Hitler cherche à rétablir l'esclavage au profit de la race allemande dominatrice. Et les esclaves-nés courbent déjà l'échine ou même font pis: ils se soumettent en esprit.

Sans doute est-ce la peur qui règle l'attitude des neutres devant l'Allemagne, cette peur que nous observions déjà au collège et qui faisait se lever tant de regards soumis, tant de sourires serviles vers les “grands”, vers les “forts” dont nous admirions les muscles et dont nous redoutions les poings.
Pourtant, si la fortune de l'Allemagne n'était édifiée que sur la peur, nous n'y verrions quant à nous que demi-mal, car celui qui est craint est en même temps haï. Mais il y a une vérité que nous devons oser regarder en face: l'Allemagne de Guillaume II, coupable de beaucoup moins d'attentats que celle d'Adolf Hitler, et dont les chefs qui n'avaient abusé ni de l'assassinat ni de la torture reconnaissaient encore certaines lois imposées à tout peuple chrétien, cette Allemagne de 1914 s'était attiré l'exécration de presque tout le monde civilisé. Oserions-nous en dire autant, aujourd'hui, d'un ennemi couvert de sang et dix fois parjure?

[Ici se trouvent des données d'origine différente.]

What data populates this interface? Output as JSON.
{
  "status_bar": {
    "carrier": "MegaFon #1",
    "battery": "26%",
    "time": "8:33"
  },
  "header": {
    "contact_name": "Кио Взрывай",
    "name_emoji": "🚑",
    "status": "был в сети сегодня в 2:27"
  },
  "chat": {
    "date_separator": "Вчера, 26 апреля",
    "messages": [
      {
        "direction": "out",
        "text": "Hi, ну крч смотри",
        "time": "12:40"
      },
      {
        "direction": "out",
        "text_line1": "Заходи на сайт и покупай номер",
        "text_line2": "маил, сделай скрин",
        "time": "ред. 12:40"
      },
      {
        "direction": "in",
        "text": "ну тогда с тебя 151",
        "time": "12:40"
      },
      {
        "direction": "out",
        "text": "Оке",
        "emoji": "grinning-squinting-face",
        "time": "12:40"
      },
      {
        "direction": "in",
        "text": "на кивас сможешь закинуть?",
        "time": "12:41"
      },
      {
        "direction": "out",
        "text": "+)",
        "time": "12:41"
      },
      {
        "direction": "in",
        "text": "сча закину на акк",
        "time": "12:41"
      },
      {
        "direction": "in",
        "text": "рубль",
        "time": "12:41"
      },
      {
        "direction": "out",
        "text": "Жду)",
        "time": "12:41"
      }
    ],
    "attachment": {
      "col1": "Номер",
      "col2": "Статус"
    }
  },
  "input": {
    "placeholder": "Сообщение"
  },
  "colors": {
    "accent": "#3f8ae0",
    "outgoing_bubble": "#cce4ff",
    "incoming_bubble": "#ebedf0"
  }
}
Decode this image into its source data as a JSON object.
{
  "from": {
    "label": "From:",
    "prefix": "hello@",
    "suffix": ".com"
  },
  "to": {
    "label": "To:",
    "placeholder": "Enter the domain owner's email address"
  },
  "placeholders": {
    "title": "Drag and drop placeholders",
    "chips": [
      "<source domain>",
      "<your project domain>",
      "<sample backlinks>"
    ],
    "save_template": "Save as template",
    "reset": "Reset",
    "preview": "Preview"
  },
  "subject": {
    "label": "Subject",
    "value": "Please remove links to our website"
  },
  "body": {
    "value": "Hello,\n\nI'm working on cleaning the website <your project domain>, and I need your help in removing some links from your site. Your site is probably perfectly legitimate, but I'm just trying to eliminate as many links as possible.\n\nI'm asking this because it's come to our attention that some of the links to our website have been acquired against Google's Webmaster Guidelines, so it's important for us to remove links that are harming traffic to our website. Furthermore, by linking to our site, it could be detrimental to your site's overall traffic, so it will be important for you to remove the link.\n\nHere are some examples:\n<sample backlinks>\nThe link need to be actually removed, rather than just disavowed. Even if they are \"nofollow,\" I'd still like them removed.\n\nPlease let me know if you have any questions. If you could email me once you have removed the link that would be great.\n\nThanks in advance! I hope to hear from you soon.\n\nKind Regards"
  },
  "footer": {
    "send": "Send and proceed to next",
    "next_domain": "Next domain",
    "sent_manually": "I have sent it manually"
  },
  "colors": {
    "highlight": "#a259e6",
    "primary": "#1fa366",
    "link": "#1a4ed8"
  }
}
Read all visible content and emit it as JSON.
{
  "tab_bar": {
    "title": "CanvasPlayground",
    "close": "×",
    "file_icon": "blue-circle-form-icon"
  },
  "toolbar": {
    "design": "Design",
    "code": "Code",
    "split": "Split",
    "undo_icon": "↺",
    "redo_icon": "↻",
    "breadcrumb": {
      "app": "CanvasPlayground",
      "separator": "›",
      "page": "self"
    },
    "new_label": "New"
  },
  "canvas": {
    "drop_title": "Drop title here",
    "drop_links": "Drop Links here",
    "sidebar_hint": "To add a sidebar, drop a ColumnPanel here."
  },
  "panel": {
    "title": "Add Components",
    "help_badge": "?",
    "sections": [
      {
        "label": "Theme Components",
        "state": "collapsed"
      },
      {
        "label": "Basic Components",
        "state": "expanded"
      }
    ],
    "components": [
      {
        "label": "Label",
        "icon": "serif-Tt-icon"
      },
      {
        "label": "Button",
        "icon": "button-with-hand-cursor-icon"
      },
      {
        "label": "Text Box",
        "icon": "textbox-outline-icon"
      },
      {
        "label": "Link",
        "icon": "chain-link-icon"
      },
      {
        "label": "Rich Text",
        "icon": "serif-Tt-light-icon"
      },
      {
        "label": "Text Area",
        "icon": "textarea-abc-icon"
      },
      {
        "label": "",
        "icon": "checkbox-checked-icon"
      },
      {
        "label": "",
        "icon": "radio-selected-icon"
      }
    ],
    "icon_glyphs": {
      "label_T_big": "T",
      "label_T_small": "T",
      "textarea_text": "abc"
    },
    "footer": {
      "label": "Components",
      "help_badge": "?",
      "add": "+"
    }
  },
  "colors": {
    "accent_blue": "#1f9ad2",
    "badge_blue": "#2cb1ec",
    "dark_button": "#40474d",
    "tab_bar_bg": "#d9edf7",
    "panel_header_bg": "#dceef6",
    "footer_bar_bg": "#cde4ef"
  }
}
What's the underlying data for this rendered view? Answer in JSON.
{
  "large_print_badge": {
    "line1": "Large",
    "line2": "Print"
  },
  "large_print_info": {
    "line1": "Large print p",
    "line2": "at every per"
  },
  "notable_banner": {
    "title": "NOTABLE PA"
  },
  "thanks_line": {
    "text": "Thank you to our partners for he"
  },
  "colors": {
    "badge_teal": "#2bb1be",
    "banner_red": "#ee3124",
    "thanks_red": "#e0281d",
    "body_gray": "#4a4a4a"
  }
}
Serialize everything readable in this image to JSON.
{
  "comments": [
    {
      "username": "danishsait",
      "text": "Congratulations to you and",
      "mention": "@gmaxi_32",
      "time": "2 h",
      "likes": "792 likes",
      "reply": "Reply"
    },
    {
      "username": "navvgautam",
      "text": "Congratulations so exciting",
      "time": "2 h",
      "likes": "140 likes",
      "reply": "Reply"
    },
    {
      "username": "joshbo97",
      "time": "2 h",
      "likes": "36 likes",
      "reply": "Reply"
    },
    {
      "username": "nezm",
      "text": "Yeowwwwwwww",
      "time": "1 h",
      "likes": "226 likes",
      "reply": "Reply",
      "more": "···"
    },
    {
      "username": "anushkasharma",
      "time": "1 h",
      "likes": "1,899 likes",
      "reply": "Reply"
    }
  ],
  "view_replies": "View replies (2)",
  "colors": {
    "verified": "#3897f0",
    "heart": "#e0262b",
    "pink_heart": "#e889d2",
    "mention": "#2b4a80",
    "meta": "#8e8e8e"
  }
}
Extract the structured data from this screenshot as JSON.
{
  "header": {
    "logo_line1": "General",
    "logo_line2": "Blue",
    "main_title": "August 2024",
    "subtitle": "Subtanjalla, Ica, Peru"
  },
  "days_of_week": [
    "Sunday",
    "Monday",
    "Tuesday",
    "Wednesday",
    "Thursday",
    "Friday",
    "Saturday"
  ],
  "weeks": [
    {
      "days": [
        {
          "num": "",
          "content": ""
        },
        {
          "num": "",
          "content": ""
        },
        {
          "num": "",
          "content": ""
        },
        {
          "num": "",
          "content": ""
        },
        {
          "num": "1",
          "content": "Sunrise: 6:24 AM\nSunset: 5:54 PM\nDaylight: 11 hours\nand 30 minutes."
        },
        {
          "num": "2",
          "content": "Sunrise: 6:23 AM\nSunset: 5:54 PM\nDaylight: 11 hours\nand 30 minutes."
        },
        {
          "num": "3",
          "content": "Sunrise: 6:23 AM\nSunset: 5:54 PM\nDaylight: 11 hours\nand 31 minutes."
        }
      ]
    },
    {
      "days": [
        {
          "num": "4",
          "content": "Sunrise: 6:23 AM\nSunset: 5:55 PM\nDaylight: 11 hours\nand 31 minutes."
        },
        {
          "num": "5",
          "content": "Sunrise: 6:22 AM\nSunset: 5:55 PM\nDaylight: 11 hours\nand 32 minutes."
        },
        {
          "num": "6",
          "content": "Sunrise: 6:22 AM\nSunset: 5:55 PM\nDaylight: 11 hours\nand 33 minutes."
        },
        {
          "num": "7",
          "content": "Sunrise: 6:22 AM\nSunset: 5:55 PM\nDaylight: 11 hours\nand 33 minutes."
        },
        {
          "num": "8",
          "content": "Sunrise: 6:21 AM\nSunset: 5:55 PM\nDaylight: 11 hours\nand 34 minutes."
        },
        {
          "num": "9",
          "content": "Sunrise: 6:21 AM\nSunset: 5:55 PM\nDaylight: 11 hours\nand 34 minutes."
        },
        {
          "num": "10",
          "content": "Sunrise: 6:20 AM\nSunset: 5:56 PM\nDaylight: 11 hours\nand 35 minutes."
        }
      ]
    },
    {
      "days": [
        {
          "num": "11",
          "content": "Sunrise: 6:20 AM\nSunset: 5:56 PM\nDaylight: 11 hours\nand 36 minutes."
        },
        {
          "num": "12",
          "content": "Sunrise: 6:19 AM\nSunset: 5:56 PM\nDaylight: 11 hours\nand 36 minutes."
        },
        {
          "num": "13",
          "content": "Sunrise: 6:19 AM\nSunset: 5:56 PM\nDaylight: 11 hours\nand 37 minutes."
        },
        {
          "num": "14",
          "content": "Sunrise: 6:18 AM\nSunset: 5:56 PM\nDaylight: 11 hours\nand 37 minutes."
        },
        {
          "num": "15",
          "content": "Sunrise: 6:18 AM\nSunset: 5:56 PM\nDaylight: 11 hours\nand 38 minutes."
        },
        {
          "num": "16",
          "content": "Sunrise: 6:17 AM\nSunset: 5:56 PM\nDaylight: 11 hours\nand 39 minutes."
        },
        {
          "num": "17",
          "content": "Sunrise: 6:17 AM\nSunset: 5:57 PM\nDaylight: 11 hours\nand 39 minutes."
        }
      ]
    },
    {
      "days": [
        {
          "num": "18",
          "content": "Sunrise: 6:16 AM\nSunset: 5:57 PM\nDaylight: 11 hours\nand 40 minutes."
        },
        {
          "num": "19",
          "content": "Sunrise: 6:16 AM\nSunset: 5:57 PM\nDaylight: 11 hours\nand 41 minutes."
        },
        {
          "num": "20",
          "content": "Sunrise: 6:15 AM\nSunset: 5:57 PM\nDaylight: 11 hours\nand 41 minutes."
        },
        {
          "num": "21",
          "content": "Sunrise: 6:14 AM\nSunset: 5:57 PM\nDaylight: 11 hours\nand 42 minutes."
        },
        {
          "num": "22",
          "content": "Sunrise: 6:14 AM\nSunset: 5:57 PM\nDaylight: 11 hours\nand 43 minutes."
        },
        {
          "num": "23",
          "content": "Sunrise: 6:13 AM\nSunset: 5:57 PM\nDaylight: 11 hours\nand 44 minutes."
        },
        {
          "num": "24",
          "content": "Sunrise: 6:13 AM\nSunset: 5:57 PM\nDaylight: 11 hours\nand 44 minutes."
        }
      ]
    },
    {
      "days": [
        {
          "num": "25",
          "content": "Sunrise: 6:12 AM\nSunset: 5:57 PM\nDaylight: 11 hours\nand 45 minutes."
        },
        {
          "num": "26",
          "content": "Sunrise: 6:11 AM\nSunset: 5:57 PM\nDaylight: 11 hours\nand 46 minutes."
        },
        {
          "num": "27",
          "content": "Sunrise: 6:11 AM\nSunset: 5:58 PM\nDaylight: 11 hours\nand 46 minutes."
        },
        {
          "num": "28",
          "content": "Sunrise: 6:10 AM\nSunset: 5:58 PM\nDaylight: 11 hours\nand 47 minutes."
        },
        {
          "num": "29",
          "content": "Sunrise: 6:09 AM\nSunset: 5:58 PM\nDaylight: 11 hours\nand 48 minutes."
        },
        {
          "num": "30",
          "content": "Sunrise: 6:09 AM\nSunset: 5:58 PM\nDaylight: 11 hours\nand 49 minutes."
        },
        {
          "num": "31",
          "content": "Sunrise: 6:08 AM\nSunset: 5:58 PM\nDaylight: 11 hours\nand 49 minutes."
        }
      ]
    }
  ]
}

En 1940, l'Allemagne bénéficie d'une indulgence qui nous oblige d'ouvrir les yeux sur une autre vérité triste entre les plus tristes, mais qu'il serait lâche de ne pas s'avouer: c'est que les hommes, ouvertement ou dans le secret, admirent la force en tant que force. Ils la redoutent, mais ils l'adorent. Ils ne l'aiment peut-être pas, mais ils en ont le culte. “Vous avez beau dire, il est fort!” Cela répond à tout.
Je suis moins frappé des victoires que l'Allemagne hitlérienne a inscrites sur la carte de l'Europe, victoires honteuses puisque toutes, sans exception, consacrent le triomphe d'un colosse sur des pygmées, j'en suis moins frappé que de cette autre victoire moins apparente qu'elle a remportée au secret des cœurs. Sa propagande, souvent maladroite, n'agit qu'à cause de ce complice qu'elle entretient, non seulement dans la cité visible, mais au dedans de beaucoup d'hommes.
Au fond, Hitler ne cherche pas à imposer au monde des valeurs nouvelles. Il restaure, au contraire, les valeurs anciennes, antérieures au christianisme, et que le christianisme abâtardi n'arrive plus à surclasser. Il cherche à rétablir l'esclavage au profit de la race allemande dominatrice. Et les esclaves nés, qui sont légion partout, courbent déjà l'échine ou même font pire: ils se soumettent en esprit.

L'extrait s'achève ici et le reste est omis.